Date d'ajout : dimanche 08 février 2015
par Jean LACOSTE
REVUE : QUINZAINE LITTÉRAIRE FÉVRIER 2015 n°1121
Si l'on en croit la Genèse (VIII, 6), c'est d'abord un corbeau que Noé fit sortir de l'Arche par une fenêtre, un noir corbeau qui, allant et revenant, vola au-dessus des eaux, jusqu'à ce que le Déluge reflue. Alors seulement Noé envoya la fameuse colombe immaculée survoler les terres et la vit revenir avec un rameau d'olivier. Dans sa novella intitulée « Le dit du corbeau », Anne Mounic fait de cet animal impur (selon la tradition juive) le témoin muet des désastres de l'histoire, le spectateur compatissant de la folie des hommes, le messager aussi d'une forme de sagesse.
Angliciste, Anne Mounic appelle « novellas » les écrits inclassables qu'elle a réunis dans ce beau volume. S'agit-il de « nouvelles » ? Certes, par le fragment anecdotique qui est au cœur de chacun de ces textes, un incident de la vie quotidienne : les lettres d'un aïeul retrouvées dans une boîte à biscuits bretonne, une enfant sauvage, une caissière enceinte, un cambriolage, une figure étrange aperçue aux Journées de l'estampe, place Saint-Sulpice… Mais l'anecdote, vite, éclate, difficile à reconstituer ; elle sert de support trivial à une méditation d'une sombre intensité, qui s'achève parfois en poème, ou en scène fantastique, et qui suggère, non sans lyrisme, une véritable philosophie de l'existence. Au bout du compte, il s'agit de « se dégager incessamment de l'inerte, du figé, de l'engourdissement affreux [ ... ] qui a nom " passé, nécessité, ressentiment ", le tragique en somme ».

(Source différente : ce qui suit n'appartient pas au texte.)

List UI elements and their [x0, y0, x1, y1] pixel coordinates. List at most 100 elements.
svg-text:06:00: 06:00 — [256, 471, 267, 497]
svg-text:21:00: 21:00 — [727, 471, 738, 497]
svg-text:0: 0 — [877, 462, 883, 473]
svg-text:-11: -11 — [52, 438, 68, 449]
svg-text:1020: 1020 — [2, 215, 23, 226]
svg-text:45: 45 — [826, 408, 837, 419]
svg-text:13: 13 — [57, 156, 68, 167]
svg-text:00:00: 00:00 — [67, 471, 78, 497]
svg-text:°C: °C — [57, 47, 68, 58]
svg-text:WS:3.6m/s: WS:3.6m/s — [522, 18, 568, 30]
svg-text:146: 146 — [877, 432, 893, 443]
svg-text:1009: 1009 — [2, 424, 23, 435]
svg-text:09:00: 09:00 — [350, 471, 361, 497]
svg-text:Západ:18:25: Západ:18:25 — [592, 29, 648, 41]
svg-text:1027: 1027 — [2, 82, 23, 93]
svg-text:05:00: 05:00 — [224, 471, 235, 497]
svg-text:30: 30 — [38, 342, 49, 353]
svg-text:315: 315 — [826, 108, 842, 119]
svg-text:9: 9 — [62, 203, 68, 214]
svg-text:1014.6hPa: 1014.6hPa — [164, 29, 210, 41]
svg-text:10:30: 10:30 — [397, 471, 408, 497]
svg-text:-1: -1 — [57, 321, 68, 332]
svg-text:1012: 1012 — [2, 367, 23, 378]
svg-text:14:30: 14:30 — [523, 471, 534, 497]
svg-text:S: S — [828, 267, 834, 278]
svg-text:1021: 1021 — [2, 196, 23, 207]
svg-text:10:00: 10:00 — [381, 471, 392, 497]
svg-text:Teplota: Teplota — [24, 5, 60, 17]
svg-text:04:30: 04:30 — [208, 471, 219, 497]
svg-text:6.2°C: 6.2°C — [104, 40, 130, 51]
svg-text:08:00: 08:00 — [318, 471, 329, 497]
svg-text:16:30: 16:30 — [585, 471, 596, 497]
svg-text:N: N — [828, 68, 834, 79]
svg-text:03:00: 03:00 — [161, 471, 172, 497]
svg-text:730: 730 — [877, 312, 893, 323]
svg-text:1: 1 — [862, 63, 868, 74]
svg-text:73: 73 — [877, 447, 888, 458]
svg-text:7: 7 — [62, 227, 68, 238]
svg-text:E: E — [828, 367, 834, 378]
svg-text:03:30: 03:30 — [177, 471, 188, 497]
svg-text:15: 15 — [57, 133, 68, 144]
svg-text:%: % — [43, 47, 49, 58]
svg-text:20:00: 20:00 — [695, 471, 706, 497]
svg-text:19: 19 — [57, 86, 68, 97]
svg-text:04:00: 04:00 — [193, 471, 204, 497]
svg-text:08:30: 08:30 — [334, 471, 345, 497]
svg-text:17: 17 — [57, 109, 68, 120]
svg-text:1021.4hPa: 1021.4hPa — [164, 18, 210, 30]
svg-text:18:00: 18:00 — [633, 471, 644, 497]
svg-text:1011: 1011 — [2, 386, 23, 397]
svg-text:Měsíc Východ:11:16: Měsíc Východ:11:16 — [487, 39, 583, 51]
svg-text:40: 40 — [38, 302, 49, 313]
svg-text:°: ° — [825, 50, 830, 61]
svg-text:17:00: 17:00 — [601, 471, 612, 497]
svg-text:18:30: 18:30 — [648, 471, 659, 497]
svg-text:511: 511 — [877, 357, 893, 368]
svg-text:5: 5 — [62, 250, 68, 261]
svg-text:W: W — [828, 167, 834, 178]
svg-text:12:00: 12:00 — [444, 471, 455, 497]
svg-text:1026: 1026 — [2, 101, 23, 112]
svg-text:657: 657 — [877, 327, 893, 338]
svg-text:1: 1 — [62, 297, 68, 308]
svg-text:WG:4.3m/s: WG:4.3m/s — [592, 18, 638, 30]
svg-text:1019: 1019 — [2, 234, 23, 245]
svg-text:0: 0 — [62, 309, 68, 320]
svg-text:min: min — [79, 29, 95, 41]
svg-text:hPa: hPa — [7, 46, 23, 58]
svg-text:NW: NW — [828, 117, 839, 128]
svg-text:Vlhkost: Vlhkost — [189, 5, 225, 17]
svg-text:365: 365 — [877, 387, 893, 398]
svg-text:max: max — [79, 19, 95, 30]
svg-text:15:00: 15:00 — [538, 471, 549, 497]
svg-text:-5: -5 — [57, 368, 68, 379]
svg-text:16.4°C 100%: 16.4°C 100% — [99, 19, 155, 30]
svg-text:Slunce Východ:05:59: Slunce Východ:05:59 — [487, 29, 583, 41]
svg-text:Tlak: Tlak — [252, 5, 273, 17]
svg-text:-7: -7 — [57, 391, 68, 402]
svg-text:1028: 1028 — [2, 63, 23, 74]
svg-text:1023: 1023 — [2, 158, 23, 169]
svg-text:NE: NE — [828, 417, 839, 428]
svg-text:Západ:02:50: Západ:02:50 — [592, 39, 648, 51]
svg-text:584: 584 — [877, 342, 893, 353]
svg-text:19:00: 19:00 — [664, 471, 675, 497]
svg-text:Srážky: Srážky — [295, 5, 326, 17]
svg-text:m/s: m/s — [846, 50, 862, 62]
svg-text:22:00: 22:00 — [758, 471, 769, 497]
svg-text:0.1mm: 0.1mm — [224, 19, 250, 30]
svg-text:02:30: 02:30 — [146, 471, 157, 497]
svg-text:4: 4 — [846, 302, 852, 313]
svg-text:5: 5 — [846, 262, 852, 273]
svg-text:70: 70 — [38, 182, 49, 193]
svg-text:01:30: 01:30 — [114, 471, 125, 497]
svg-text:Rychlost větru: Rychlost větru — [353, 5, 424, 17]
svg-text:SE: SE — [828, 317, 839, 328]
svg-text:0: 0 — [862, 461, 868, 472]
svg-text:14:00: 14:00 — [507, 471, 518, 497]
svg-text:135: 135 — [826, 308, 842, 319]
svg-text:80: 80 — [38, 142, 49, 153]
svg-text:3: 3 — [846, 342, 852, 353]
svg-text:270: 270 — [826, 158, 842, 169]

Et rien n'est plus contraire à cette philosophie de la liberté que la guerre, « emprise abusive du collectif », qui soumet à cette folie générale l'intimité de chacun, sa « demeure » propre, et la sacrifie à l'idole moderne de la « grande Histoire » avec ses « cruautés sans recours ». C'est ce que dit le Corbeau, cet oiseau de malheur malgré lui, qui engage un dialogue muet, un « dit », avec un blessé d'août 14 dans une tranchée, un certain Émile, et avec sa fiancée qui l'attend à Paris, lisant et relisant de ces rares et laconiques lettres venues du front, pieux mensonges pour la plupart. Ce sont des pages bouleversantes, riches d'aperçus. « Je me souviens, dit le corbeau, de cet homme vaincu, jadis, terrassé, affalé dans la boue glaiseuse, recroquevillé dans le trou. Je le vis vautré parmi d'autres, en ce paysage d'apocalypse, [ ... ] son visage meurtri s'enfonçant, lentement, dans l'anonymat du chaos ». Mais le corbeau biblique, ou plutôt mythique, d'Anne Mounic, bien loin du volatile vaniteux de La Fontaine, mais aussi du corbeau de Poe, qui se cogne aux parois d'un monde fini, est aussi là pour « attester du recul de la catastrophe ». Il en garde certes le souvenir (« Du fond du puits de leur invisible douleur, je garde la mémoire des êtres humains ») pour « demain, demain » ( « cras, cras », en latin… ) ; il doit le faire, mais invite aussi à préserver, au sein de la temporalité qui est nôtre, ce qui, dans l'existence individuelle, est « ouverture », « inachèvement », « plénitude de l'instant », « renaissance », voire « extase ». « Il s'agit en somme - propose le corbeau - de ne pas accepter l'irréparable, de ne pas s'enfermer dans la cage égocentrique de ses propres terreurs, limitations, chaînes, de ne pas se laisser dévorer par le passé » « Choisir la vi », en dépit de la mémoire, la « vie qui se rebiffe, se redresse, s'insurge », « sauvegarder sa liberté » - « d'un coup d'aile » ! -, voilà, en termes simples, ce que semble être le « dit » du corbeau.